Jacob suspira y hace una pausa en su relato. Miro a Gavin y, cuando él me echa un vistazo, veo que tiene el rostro pálido y triste y lágrimas en los ojos. Antes de ponerme a pensar en lo que hago, alargo la mano y le cojo la derecha, que tiene apoyada en el muslo. Por un instante parece sorprendido, pero después sonríe, entrelaza los dedos con los míos y me los aprieta con suavidad. Parpadeo unas cuantas veces y me vuelvo otra vez hacia el asiento trasero.
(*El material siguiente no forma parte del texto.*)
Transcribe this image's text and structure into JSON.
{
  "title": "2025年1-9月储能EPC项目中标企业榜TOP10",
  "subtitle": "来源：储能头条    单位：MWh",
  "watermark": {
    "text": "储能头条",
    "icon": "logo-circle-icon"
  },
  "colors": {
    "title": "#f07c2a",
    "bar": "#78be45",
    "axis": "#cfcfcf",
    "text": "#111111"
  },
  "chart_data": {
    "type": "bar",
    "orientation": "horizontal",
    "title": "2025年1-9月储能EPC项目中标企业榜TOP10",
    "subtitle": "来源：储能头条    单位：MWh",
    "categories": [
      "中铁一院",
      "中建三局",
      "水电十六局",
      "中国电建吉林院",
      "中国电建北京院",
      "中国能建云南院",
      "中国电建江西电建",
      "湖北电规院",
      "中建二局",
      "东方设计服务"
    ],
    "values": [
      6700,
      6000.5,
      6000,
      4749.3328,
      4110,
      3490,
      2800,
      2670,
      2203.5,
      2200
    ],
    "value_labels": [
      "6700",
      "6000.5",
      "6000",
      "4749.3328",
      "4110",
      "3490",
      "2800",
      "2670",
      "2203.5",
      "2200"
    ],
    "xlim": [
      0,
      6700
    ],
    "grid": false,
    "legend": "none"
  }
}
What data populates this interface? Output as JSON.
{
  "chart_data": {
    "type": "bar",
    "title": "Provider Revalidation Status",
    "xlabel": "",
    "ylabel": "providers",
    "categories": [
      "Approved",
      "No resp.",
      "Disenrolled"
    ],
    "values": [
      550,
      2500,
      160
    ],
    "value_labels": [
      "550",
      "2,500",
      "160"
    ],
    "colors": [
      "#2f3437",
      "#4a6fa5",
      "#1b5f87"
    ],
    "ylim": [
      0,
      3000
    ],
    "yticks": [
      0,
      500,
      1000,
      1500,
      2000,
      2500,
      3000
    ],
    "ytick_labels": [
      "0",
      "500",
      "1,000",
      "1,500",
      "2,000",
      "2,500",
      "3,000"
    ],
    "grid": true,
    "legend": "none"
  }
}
—No podías hacer nada más —le digo—. Seguro que mi abuela sabía que lo intentarías y eso hiciste.

—Lo intenté —coincide Jacob—, pero no lo suficiente. Estaba convencido de que habría redadas, pero no estaba tan seguro de poder persuadir al padre de Rose. Es que yo tenía dieciocho años. No era más que un crío y en aquella época un crío no podía convencer a un hombre mayor para que viera su punto de vista. Pienso a menudo que, si me hubiese esforzado más, habría podido salvarlos a todos, pero, a decir verdad, también cabía la posibilidad de que los rumores fueran infundados y por eso no hablé con suficiente convicción. Nunca me perdonaré por no haberme esforzado más.

—No es tu culpa —murmuro.

Jacob mueve la cabeza de un lado a otro y mira hacia abajo.

—Es que lo es, Hope, querida. Dije a Rose que los mantendría a salvo, pero no lo hice.

Se le ahoga la voz y se vuelve a mirar otra vez por la ventanilla.

»Eran otros tiempos —continúa Jacob después de un buen rato—, pero yo tenía la responsabilidad de hacer más. —Lanza un suspiro largo y profundo y continúa con la narración—: Cuando me marché de la casa de Rose, fui a la mía. Allí encontré a mis padres y a mi hermana pequeña, que solo tenía doce años. Mi padre sabía, igual que yo, la que se nos venía encima y por eso estaba preparado. Fuimos al restaurante de un amigo, en el barrio latino, cuyo propietario aceptó escondernos en el sótano. Podría haber llevado allí también a Rose, pero era demasiado arriesgado. No tardaría en notarse su estado y yo sabía que, si la capturaban, la enviarían directamente a la muerte. Por eso tenía que sacarla de Francia y conseguir que llegara a algún lugar seguro donde los alemanes no pudieran encontrarla.

»Mi padre y yo coincidíamos también en que la mejor solución para nuestra familia era esperar ocultos a que pasara la redada y después seguir adelante con nuestras vidas, manteniéndonos siempre atentos para saber cuándo vendrían los alemanes. Pasamos esa noche y buena parte del día siguiente y el día después escondidos en una habitación estrecha en el sótano del restaurante, preguntándonos si nos descubrirían. Al final del tercer día, salimos, hambrientos y agotados, convencidos de que lo peor había pasado.